図1 nepenthesの起動画面 図1 nepenthesの起動画面

 この後nepenthesはフォアグラウンドで動作し、ログもこの画面に表示されることになる。表示されたログについては、ログファイルとして「/opt/nepenthes/var/log/nepenthes.log」に保存される。

 起動に成功したら、実際に接続を行って反応するかどうかの確認を行おう。確認には「telnet.exe」を用いる。コマンドプロンプトから下記のように実行する。

telnet <nepenthesが動作しているホストのアドレス> <nepenthesが開放するポート番号>


 エラーが表示されず、接続が完了したら「Ctrl + C」で強制終了を行う。

図2 telnet.exeを利用して、nepenthesが開放した445ポートにアクセス 図2 telnet.exeを利用して、nepenthesが開放した445ポートにアクセス

 nepenthesの画面に下図のような変化があったのではないだろうか。

図3 nepenthesに接続のログが出力されている 図3 nepenthesに接続のログが出力されている

 上記のように確認が取れれば、nepenthesは正常に動作していると考えていいだろう。

nepenthesによるウイルスの捕獲

 それでは、nepenthesによるウイルスの捕獲を行ってみよう。
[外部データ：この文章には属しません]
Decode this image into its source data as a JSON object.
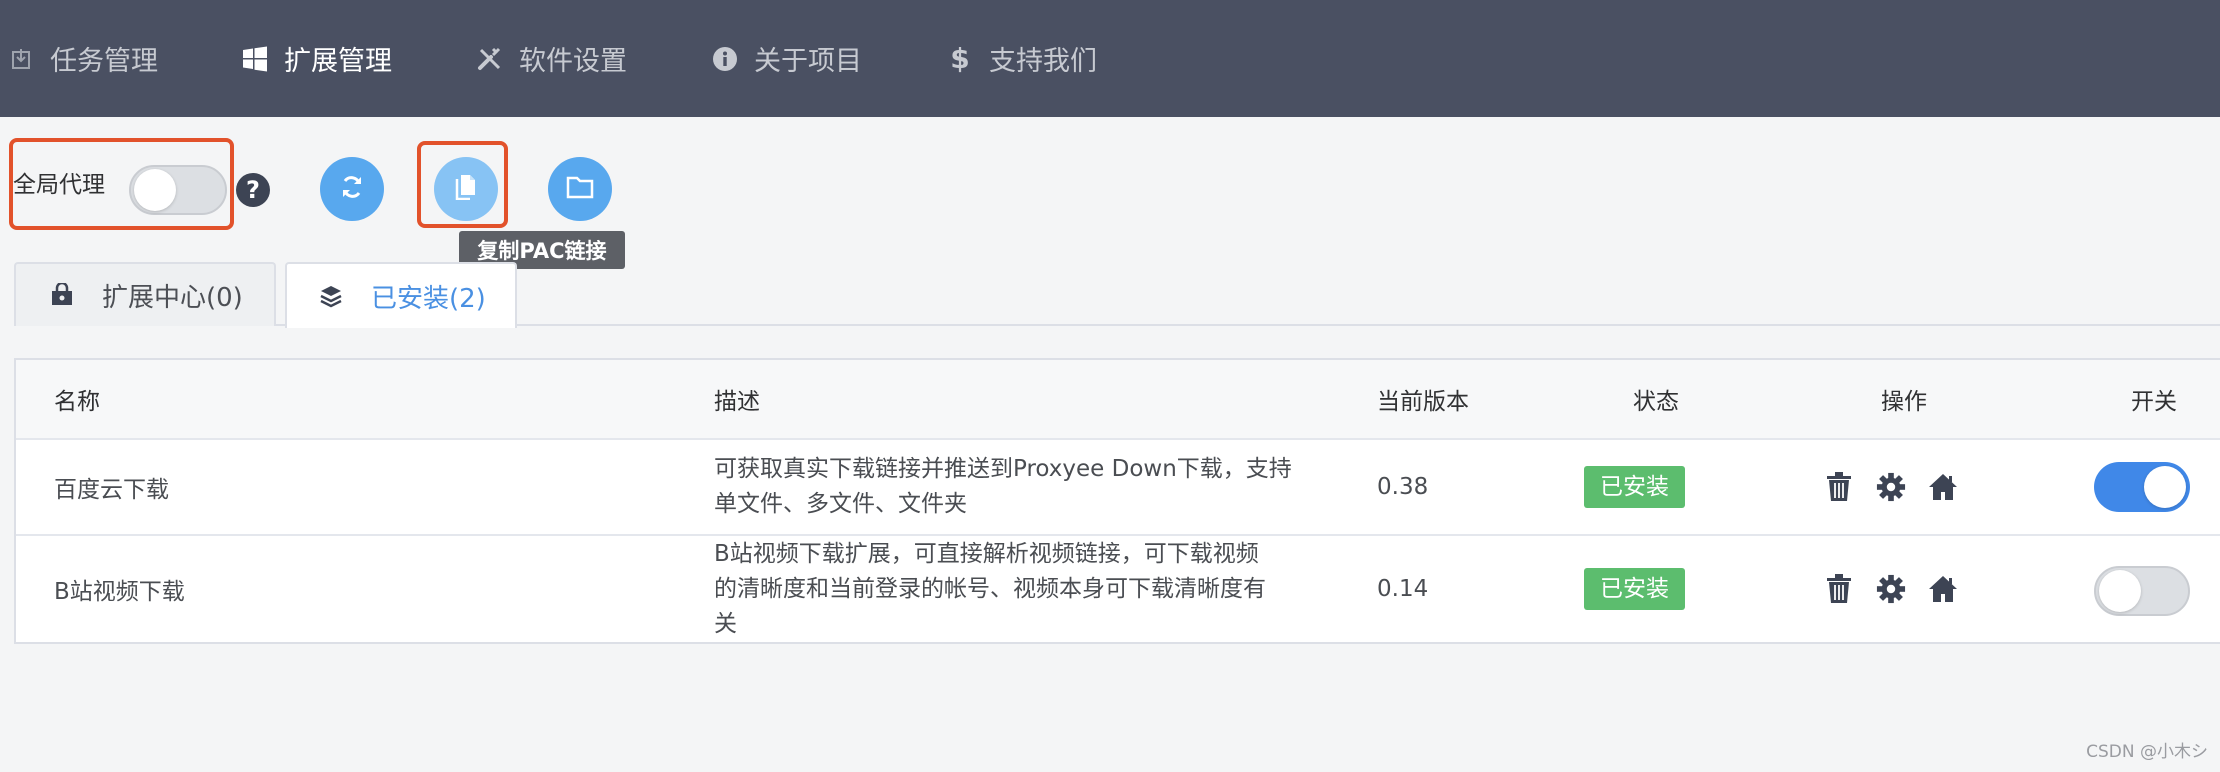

と、いっても、何かを操作するわけではない。ウイルスの捕獲ができる条件は、たった1つである。その条件とは、”nepenthesが開放するポートへインターネットからのパケットが到達すること”である。

 インターネットと内部ネットワークやDMZの境界に存在するファイアウォールなどのネットワーク機器によって通信に制御が行われている場合は、nepenthesの開放ポートへ到達可能にする必要がある。自宅などで運用する場合は、インターネット側からの特定ポートへのアクセスは、nepenthesがインストールされているサーバの同ポートへ転送するように設定を行えばよいだろう。実際に、インターネット側からパケットが到達可能かどうかの確認は、ポートスキャンのテストサイトを利用するといいだろう。

【関連記事】

外部からのポートスキャンサービスを利用する

http://www.atmarkit.co.jp/fsecurity/rensai/securitytips/006portscan.html


 ウイルスを捕獲できる条件が整ったら、nepenthesの起動後の画面に変化が表れるまで眺めていればいいだろう。ISPなどによる通信のフィルタリングがされてさえいなければ、数分から数十分で何らかの外部からのアクセスが確認できるだろう。さらに、運が良ければ(?)ウイルスが感染を試みる攻撃が確認されるだろう。

 その攻撃が、nepenthesが対応している攻撃パターンだった場合、nepenthesは、あたかも攻撃が成立し、感染することに成功したようにウイルスを欺き、ウイルスの感染、つまり、システムへのコピーのタイミングで捕獲を行う。つまり、ウイルスの検体を手に入れることができるのである。

図4 nepenthesへの攻撃が確認されたときのログ 図4 nepenthesへの攻撃が確認されたときのログ(クリックで拡大します)

 コピーされたウイルスの検体は「/opt/nepenthes/var/binaries/」に、そのファイル、つまりウイルスファイルのハッシュ値をファイル名にして保存される。